Here is a much simpler implementation that separates the einsum in multiple tensordots.

def einsum(string, *args):
    index_groups = map(list, string.split(','))
    assert len(index_groups) == len(args)
    tensor_indices_tuples = zip(index_groups, args)
    return reduce(einsum_for_two, tensor_indices_tuples)[1]

def einsum_for_two(tensor_indices1, tensor_indices2):
    string1, tensor1 = tensor_indices1
    string2, tensor2 = tensor_indices2
    sum_over_indices = set(string1).intersection(set(string2))
    new_string = string1 + string2
    axes = ([], [])
    for i in sum_over_indices:
        new_string.remove(i)
        new_string.remove(i)
        axes[0].append(string1.index(i))
        axes[1].append(string2.index(i))
    return new_string, np.tensordot(tensor1, tensor2, axes)

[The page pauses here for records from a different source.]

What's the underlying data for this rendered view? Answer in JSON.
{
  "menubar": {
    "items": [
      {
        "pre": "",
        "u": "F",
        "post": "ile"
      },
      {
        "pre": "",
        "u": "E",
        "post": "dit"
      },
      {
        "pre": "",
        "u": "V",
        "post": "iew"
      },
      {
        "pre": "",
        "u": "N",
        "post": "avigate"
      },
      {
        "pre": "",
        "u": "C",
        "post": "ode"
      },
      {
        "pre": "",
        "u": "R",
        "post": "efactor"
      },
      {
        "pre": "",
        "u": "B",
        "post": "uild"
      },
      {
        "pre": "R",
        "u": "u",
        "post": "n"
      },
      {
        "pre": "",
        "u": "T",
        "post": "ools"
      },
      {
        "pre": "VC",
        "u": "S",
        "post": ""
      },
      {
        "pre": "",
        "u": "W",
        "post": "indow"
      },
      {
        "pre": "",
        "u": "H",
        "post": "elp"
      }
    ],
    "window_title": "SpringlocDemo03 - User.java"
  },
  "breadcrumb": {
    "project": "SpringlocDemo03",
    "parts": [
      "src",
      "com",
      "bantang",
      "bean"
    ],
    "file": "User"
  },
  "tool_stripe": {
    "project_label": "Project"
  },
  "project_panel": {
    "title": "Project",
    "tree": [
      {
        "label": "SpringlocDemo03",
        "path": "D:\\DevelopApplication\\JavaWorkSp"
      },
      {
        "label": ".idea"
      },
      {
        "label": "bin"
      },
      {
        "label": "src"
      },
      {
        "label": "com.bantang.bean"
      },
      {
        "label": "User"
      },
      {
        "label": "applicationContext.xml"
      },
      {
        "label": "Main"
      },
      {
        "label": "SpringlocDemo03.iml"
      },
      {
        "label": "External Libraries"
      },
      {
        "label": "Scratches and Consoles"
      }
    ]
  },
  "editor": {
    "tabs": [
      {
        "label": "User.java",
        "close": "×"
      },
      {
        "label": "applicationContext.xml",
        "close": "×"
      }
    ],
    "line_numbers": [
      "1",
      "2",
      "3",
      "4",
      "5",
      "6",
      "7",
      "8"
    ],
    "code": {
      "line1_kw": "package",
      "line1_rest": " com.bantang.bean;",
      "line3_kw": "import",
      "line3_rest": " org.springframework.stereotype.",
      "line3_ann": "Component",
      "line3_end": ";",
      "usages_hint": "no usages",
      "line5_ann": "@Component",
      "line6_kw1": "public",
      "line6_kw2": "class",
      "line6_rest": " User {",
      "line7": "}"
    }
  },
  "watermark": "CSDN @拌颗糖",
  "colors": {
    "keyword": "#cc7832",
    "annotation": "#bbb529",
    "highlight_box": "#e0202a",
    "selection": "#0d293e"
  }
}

First it separates the einsum arguments in tuples of (indices, tensor). Then it reduces of the list as follows:

  • Takes the first two tuples, and evaluates a simple einsum_for_two on them. It also prints out the new indices signature.
  • The value of einsum_for_two is used with the next tuple in the list as the new arguments for einsum_for_two.
  • Continues until there is only tuple left. The indices signature is discarded and only the tensor is returned.

It is probably slow (but anyway you are using object dtype). It does not do many correctness checks on the input.

As @seberg noted, my code does not work for traces of tensors.